Television (TV) viewing in children is associated with a higher body mass index, but it is unknown whether this reflects body fatness, and, if it does, why.


The objective was to investigate whether TV viewing is associated with body fatness, physical activity, and total energy expenditure in preschool children.


Eighty-nine children were recruited into a cross-sectional study. Total daily energy expenditure (TEE) was measured by doubly labeled water, body composition by dual-energy X-ray absorptiometry, and physical activity by accelerometry.


There was a significant positive association between fat mass (corrected for fat-free body mass) and TV viewing (F = 9.05, P = 0.004).

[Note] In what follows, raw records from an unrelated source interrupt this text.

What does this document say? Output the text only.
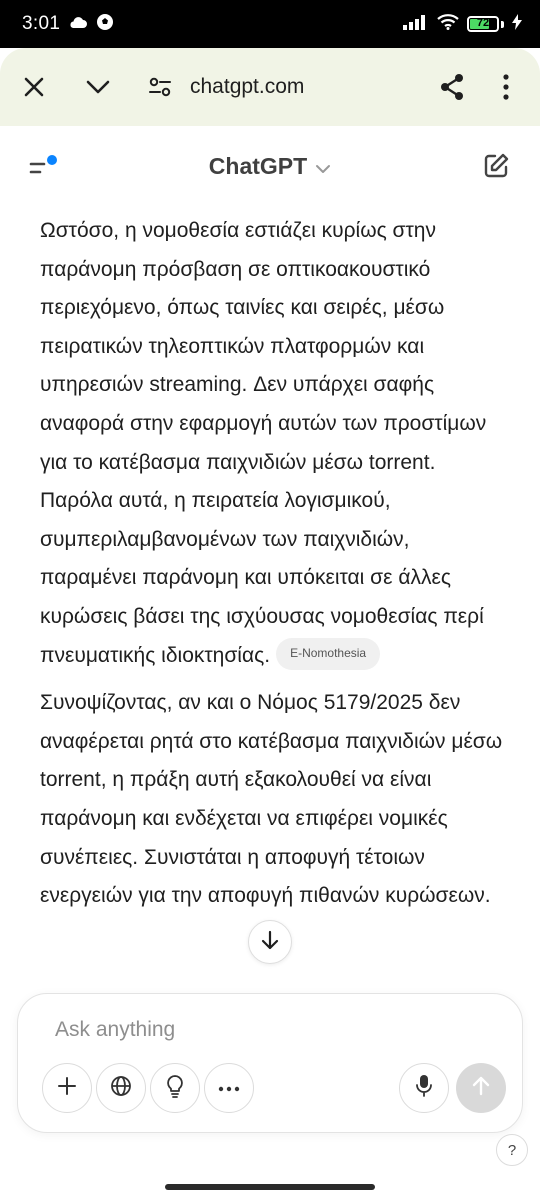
3:01	72
chatgpt.com
ChatGPT

Ωστόσο, η νομοθεσία εστιάζει κυρίως στην παράνομη πρόσβαση σε οπτικοακουστικό περιεχόμενο, όπως ταινίες και σειρές, μέσω πειρατικών τηλεοπτικών πλατφορμών και υπηρεσιών streaming. Δεν υπάρχει σαφής αναφορά στην εφαρμογή αυτών των προστίμων για το κατέβασμα παιχνιδιών μέσω torrent. Παρόλα αυτά, η πειρατεία λογισμικού, συμπεριλαμβανομένων των παιχνιδιών, παραμένει παράνομη και υπόκειται σε άλλες κυρώσεις βάσει της ισχύουσας νομοθεσίας περί πνευματικής ιδιοκτησίας. E-Nomothesia

Συνοψίζοντας, αν και ο Νόμος 5179/2025 δεν αναφέρεται ρητά στο κατέβασμα παιχνιδιών μέσω torrent, η πράξη αυτή εξακολουθεί να είναι παράνομη και ενδέχεται να επιφέρει νομικές συνέπειες. Συνιστάται η αποφυγή τέτοιων ενεργειών για την αποφυγή πιθανών κυρώσεων.

Ask anything
?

Each extra hour of watching TV was associated with an extra 1 kg of body fat. Children who watched more TV were also significantly less physically active (F = 5.16, P = 0.026). Independent of body composition and sex, children with greater physical activity levels had higher TEE (F = 5.15, P = 0.029); however, physical activity did not mediate the relation between TV viewing and adiposity (P > 0.05).


Preschool children who watch more TV are fatter and are less active, and activity influences TEE. However, despite TV viewing being linked to lower physical activity, the relation between TV viewing and fatness is not mediated by physical activity. The results suggest that a relation between TV viewing and fatness is more likely to be due to an effect on food intake.